Russian oil and gas engineering services firm Eriell was posted to the Nova ransomware leak site on May 26, 2026, alongside technology company sandox info. The listing caps a five-victim, five-day burst spanning South America, Europe, the Middle East, and now Russia, extending Nova's claimed total to 122 or more victims across its operational lifetime.
What Happened
Nova ransomware operators added Eriell to their data leak site on May 26, 2026 as part of a two-victim batch that also named technology firm sandox info. The disclosure extends a concentrated week of activity that began May 23 with the University of Valencia in Spain, continued May 24 with SECONT in Brazil and Adensa Teknoloji in Turkey, and culminated with the May 26 dual listing. Across five consecutive operational days, Nova posted victims spanning four distinct world regions, marking one of the group's most geographically diverse posting windows on record.
What Was Taken
Specific exfiltration volume and sample data for the Eriell listing have not been publicly enumerated in the Nova post detail available at this time. Based on Eriell's business profile as an oil and gas engineering services provider with international operations, exposed data categories are likely to include project engineering documents, geological survey data, drilling and production specifications, client contracts with national energy companies, and procurement records. A full-archive exfiltration would carry significant secondary exposure for Eriell's client base, which includes national oil companies whose project data may sit within Eriell's engineering archives. The parallel sandox info listing carries a different risk profile typical of technology sector compromises: potential exposure of source code repositories, client access credentials, and software license records that can fuel downstream supply chain compromise beyond the immediate victim boundary.
Why It Matters
Nova's decision to list a Russia-headquartered organization is the most strategically significant element of this disclosure. Most ransomware operations avoid targets inside Russia, a pattern broadly attributed to the geographic overlap between affiliate pools and Russia-resident operators who face domestic prosecution risk for in-country attacks. Nova's willingness to post Eriell signals that this constraint does not apply to the group, suggesting affiliates operate outside Russian jurisdiction or that the operators have weighed Eriell's international project exposure as sufficient justification to override the typical carve-out. For threat intelligence consumers, the listing recalibrates assumptions about which Russian critical-infrastructure-adjacent entities sit within the addressable victim pool of active ransomware-as-a-service brands. The concurrent four-region posting pattern also indicates Nova is operating with affiliate breadth rather than a narrow geographic focus, raising baseline exposure across diverse defender constituencies.
The Attack Technique
Initial access vector, encryption tooling, and dwell time specifics for the Eriell intrusion have not been disclosed in the public Nova post or in source reporting. Nova has not been publicly profiled with a consistent signature TTP set in available reporting tied to this batch, and no confirmation has been issued by Eriell regarding the scope or timeline of the intrusion at the time of writing. Defenders should treat the listing as a confirmed extortion event with unconfirmed intrusion mechanics until additional indicators are released by the victim, incident responders, or downstream researchers.

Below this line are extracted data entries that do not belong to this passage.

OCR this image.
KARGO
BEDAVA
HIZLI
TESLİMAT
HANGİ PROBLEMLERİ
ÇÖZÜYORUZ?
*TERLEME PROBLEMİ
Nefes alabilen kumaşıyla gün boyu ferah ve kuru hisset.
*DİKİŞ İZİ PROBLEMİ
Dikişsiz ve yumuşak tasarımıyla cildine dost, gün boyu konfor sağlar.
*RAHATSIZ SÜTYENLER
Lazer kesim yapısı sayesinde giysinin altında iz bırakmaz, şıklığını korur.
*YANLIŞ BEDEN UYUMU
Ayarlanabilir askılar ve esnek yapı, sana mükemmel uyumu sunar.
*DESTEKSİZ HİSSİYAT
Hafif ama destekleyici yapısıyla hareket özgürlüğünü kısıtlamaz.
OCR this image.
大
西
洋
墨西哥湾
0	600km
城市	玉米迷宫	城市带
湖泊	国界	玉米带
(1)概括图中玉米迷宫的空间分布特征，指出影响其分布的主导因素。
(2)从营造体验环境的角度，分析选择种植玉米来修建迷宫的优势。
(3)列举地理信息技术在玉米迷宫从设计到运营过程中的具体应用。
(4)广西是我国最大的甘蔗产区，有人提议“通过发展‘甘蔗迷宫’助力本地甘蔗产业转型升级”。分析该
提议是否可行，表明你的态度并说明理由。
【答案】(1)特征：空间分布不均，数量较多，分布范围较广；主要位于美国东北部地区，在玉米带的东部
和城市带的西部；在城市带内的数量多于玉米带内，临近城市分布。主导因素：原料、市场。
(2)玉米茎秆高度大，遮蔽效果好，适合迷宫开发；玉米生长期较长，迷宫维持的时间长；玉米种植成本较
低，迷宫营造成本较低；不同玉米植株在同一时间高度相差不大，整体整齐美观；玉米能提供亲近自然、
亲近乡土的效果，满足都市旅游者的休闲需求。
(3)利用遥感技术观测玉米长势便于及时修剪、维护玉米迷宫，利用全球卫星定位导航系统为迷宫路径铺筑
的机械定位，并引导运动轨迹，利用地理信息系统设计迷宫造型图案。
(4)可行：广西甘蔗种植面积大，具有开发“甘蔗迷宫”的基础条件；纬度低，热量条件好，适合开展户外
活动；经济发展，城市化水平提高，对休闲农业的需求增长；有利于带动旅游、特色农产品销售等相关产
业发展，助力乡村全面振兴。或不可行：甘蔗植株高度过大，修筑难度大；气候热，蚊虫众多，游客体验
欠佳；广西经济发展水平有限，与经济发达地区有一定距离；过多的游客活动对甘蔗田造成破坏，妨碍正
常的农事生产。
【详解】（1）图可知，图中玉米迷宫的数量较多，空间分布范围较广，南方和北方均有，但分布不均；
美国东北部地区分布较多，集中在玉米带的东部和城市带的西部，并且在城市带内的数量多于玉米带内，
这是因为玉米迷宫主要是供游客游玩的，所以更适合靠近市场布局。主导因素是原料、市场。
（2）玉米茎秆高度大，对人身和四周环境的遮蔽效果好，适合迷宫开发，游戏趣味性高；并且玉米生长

What Organizations Should Do
- Energy sector engineering services firms with international client portfolios should review third-party data handling agreements and confirm contractual notification obligations to national oil company clients in the event of an archive exfiltration.
- Monitor the Nova leak site for follow-on sample drops or full archive releases tied to the Eriell listing, and integrate any released indicators of compromise into detection pipelines.

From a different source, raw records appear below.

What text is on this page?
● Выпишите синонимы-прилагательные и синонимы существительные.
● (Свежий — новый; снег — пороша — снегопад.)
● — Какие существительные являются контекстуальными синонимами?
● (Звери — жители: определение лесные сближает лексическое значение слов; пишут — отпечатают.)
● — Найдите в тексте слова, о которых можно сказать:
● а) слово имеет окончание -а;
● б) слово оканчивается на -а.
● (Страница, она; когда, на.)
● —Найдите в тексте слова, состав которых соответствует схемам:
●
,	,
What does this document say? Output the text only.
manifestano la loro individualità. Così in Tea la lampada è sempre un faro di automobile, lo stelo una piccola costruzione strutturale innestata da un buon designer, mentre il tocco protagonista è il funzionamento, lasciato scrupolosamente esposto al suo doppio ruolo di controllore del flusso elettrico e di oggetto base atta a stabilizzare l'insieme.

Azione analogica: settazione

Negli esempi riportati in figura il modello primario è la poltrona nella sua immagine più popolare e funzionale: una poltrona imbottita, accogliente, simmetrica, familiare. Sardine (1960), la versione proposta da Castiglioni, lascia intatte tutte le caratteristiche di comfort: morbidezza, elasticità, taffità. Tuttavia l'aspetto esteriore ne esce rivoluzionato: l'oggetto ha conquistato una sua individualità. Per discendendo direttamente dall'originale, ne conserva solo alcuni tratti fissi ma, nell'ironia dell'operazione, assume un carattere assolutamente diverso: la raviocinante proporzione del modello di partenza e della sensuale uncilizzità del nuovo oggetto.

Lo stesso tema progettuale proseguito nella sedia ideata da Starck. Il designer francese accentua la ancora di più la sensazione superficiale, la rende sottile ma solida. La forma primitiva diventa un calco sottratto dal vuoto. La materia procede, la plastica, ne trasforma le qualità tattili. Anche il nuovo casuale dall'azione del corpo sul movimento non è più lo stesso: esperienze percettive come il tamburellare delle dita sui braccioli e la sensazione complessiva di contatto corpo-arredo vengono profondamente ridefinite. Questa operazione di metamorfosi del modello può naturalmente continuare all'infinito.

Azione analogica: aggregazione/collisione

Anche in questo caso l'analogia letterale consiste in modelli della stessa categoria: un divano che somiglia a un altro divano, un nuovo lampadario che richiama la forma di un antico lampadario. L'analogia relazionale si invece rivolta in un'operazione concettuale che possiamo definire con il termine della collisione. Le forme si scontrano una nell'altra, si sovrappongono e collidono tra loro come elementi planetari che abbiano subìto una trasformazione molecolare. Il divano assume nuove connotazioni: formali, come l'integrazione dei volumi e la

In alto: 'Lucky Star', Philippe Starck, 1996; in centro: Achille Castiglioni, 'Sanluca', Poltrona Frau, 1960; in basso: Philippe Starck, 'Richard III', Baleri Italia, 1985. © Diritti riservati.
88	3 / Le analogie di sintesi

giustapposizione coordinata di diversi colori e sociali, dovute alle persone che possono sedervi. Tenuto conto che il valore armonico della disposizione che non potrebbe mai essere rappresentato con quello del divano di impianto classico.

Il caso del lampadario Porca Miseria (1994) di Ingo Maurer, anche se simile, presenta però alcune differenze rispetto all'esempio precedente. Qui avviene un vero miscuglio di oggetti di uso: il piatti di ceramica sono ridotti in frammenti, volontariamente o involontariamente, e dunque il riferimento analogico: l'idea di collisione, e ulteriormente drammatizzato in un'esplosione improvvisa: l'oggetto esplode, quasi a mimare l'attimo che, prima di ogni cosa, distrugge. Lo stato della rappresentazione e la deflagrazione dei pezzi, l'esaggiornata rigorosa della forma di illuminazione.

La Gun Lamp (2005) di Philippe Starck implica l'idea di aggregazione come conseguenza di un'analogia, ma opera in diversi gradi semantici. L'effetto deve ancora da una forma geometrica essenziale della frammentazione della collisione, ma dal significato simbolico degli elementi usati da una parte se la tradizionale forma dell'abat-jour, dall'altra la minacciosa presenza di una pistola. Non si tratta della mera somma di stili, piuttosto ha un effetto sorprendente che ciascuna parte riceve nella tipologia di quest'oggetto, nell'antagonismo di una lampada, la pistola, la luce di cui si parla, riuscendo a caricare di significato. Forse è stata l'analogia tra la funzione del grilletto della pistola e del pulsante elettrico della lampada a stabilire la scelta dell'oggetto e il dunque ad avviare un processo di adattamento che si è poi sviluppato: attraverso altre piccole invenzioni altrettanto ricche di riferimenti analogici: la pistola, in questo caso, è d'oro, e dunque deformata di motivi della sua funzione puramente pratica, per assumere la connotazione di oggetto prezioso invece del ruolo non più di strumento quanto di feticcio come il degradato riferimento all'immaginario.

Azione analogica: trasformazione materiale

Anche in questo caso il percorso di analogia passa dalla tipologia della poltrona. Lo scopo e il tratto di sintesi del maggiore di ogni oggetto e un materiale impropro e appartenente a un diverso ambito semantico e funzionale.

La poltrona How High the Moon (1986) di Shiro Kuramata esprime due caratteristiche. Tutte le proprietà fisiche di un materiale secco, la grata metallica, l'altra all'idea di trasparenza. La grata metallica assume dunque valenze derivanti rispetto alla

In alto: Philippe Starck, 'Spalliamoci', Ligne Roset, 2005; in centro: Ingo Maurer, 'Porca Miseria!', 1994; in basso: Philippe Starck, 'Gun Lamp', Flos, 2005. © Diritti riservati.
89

- Russia-headquartered organizations and their international subsidiaries should revisit threat models that assumed a domestic carve-out from major ransomware brands, and rebaseline detection priorities accordingly.

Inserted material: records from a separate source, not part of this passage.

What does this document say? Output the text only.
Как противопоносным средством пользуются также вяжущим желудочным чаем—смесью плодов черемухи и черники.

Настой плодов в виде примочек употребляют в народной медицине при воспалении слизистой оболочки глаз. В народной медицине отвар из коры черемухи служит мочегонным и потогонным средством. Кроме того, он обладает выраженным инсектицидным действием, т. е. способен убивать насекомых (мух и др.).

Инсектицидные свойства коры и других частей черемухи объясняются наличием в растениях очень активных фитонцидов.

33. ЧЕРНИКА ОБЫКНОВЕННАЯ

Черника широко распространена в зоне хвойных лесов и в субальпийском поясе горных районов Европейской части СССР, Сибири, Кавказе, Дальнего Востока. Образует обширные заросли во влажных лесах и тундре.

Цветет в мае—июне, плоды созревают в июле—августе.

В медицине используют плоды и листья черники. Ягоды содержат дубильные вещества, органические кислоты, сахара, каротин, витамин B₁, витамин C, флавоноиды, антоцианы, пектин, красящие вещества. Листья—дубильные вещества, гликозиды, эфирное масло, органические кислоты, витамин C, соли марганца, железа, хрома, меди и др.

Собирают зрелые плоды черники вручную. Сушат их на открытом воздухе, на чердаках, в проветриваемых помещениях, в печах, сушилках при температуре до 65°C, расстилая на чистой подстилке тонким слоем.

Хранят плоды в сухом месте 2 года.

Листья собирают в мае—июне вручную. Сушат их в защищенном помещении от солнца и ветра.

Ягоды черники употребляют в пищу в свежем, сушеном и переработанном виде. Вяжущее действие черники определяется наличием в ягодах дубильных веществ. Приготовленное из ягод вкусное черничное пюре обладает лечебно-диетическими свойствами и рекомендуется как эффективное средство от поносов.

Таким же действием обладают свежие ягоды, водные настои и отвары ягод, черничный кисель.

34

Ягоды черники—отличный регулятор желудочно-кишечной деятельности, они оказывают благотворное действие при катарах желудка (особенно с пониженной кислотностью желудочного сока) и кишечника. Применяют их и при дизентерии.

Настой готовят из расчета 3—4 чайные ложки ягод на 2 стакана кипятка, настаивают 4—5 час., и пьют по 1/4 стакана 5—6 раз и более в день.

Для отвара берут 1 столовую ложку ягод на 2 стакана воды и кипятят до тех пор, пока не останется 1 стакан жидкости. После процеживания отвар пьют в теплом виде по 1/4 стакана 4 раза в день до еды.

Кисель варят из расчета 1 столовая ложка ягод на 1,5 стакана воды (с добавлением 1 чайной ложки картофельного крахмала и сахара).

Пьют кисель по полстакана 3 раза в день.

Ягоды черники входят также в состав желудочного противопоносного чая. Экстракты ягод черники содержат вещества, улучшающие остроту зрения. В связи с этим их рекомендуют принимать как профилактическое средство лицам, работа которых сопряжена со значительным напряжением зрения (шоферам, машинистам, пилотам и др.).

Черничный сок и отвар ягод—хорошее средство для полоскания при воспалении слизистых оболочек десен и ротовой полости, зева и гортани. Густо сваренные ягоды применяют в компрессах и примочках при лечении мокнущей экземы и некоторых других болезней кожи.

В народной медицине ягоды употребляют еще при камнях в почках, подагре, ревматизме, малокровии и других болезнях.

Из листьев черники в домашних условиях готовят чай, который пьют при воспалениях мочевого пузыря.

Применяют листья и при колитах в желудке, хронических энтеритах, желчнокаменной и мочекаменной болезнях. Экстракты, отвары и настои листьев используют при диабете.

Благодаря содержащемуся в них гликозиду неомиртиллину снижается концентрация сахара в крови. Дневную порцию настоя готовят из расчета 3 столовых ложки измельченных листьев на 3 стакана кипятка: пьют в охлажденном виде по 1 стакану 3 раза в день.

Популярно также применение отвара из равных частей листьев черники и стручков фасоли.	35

- Technology sector firms should audit source code repository access controls, rotate long-lived client access credentials, and inventory software license data stores in light of the parallel sandox info listing risk profile.
- Validate offline, immutable backups for engineering project archives and confirm restoration timelines meet contractual client service-level commitments.
- Tune egress monitoring for large outbound transfers from engineering document repositories, geological data stores, and procurement systems, where exfiltration volume typically precedes Nova-style leak site posting by days to weeks.